手話通訳保障の要求と根拠
ろうあ者は初期 どのような手話通訳保障の要求を出したのか
現代、ろうあ者は初期どのような手話通訳保障の要求を出したのか、を明らかにすることは、ろうあ者の手話通訳要求の基礎を知る上で大切なものになっている。
戦前はともかく1960年代になるとろうあ協会から「福祉事務所に手話の出来る職員を」という要求を出すようになる。
福祉事務所に手話の出来る職員を、要求の背景
京都でも「福祉事務所に手話の出来る職員を」と言う要求が出されていたもののその一方で「手話通訳者の配置」が要求されていた。
その背景には、ろうあ者のさまざまな生活要求や意見がコミュニケーシュンで「圧殺」されていた現状に対する最低限の要求として、ろうあ者の最も近い存在としての行政=福祉事務所に手話の出来る職員が居れば、要求を聞いてもらえる。
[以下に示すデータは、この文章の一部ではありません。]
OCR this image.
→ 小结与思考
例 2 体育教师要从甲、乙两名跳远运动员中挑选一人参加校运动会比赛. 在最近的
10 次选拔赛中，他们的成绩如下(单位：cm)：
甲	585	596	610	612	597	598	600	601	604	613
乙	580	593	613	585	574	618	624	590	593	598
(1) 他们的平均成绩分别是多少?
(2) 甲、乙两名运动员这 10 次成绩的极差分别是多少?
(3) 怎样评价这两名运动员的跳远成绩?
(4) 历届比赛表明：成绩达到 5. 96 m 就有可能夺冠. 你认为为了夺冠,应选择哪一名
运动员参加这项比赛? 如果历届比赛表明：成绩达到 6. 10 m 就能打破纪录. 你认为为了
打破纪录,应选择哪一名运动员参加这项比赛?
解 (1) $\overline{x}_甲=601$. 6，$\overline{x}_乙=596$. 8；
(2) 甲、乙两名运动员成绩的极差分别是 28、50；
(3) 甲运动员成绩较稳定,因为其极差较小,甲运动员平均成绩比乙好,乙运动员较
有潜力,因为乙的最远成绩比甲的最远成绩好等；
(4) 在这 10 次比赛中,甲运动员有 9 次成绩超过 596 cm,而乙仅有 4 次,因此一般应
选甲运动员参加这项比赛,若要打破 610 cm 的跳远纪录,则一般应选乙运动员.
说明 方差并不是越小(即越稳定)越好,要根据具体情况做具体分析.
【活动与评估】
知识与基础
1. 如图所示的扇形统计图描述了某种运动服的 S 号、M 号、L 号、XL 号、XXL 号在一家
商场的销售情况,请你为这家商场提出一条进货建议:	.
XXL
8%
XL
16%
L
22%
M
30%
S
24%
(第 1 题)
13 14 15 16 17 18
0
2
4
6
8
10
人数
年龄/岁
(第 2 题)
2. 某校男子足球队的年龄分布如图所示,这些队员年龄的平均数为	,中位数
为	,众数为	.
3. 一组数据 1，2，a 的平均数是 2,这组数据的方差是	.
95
そうでないといつまでたっても福祉事務所は、ろうあ者のことを聞いてもらえず、地域の身体障害者団体の中で他の肢体不自由協会や盲協会と比べてもろうあ協会は「障害が軽く」何とかやっていける、という考えを持ち続け、ろうあ者福祉が皆無なまま事態が過ぎて行くという切実要求もあった。
「ゆりかごから墓場まで」ろう学校の教師やろう学校に依存
さらにこの要求は、卒業後もろう学校にろうあ者の全生活を依存しなければならなかったろうあ者の「ろう学校依存からの独立宣言」であったとも言える。
手話通訳者が京都で配置されるまで、ろう学校を卒業した生徒のほとんどはその卒業後の生活で困ったことがあればろう学校に依存しなければならないほど日本の福祉制度や支援制度は大きく立ち後れていたからである。
ろうあ者は、ろう学校卒業時における進路指導(就職斡旋)の結果、就職し、職場で起きた労働条件等さまざまな問題、結婚、出産、家庭生活から子どもの育児などそれこそ「ゆりかごから墓場まで」ろう学校の教師やろう学校に依存せざるを得なかった。
京都のろうあ者の中では、それは喜ばしいこととして受けとめるよりもろう学校を卒業しても成人としての扱いを受けることの出来ない哀しいことでもあり腹立たしいことでもあった。
ろう学校から「拘束」「圧迫」されているという潜在的感情
ろう学校との信頼関係で、ろうあ者たちが生活していたと考はえられず、逆にろう学校から「拘束」「圧迫」されているという潜在的感情があった。
だから、「福祉事務所に手話の出来る職員を」の要求は、卒業後もろう学校にろうあ者の全生活を依存しなければならなかったろうあ者の「ろう学校依存からの独立宣言」であったとも言える。
その意味では、普通学校と異質な卒業生との関係がろう学校に存在していた。
例えば、相談や結婚紹介などが「組織的に制度化されていた」と言ってもいいような、普通校では考えられない卒業生とろう学校、ろう学校の教師との関係が形成されていた。
成人として生き抜くためには
ろう学校への依存を打ち切らなければならない
卒業生同士と他のろう学校の卒業生の結婚話。結婚、育児などには少なくない「お金」がろうあ者・親から教師・学校に渡されることはまれではなかったとも言えるだろう。
公教育を受け、公立学校を卒業したろう学校の生徒を自立した社会人、成人と見なすこともなく、ろう学校との関係が存在していた多くの側面を否定することは出来なかった。
その事からの脱却。
成人としての自分たちが成人として生き抜くためには、ろう学校への依存を打ち切らなければならないという深層はろうあ者の中に存在し、その不満は飽和状態に達していた。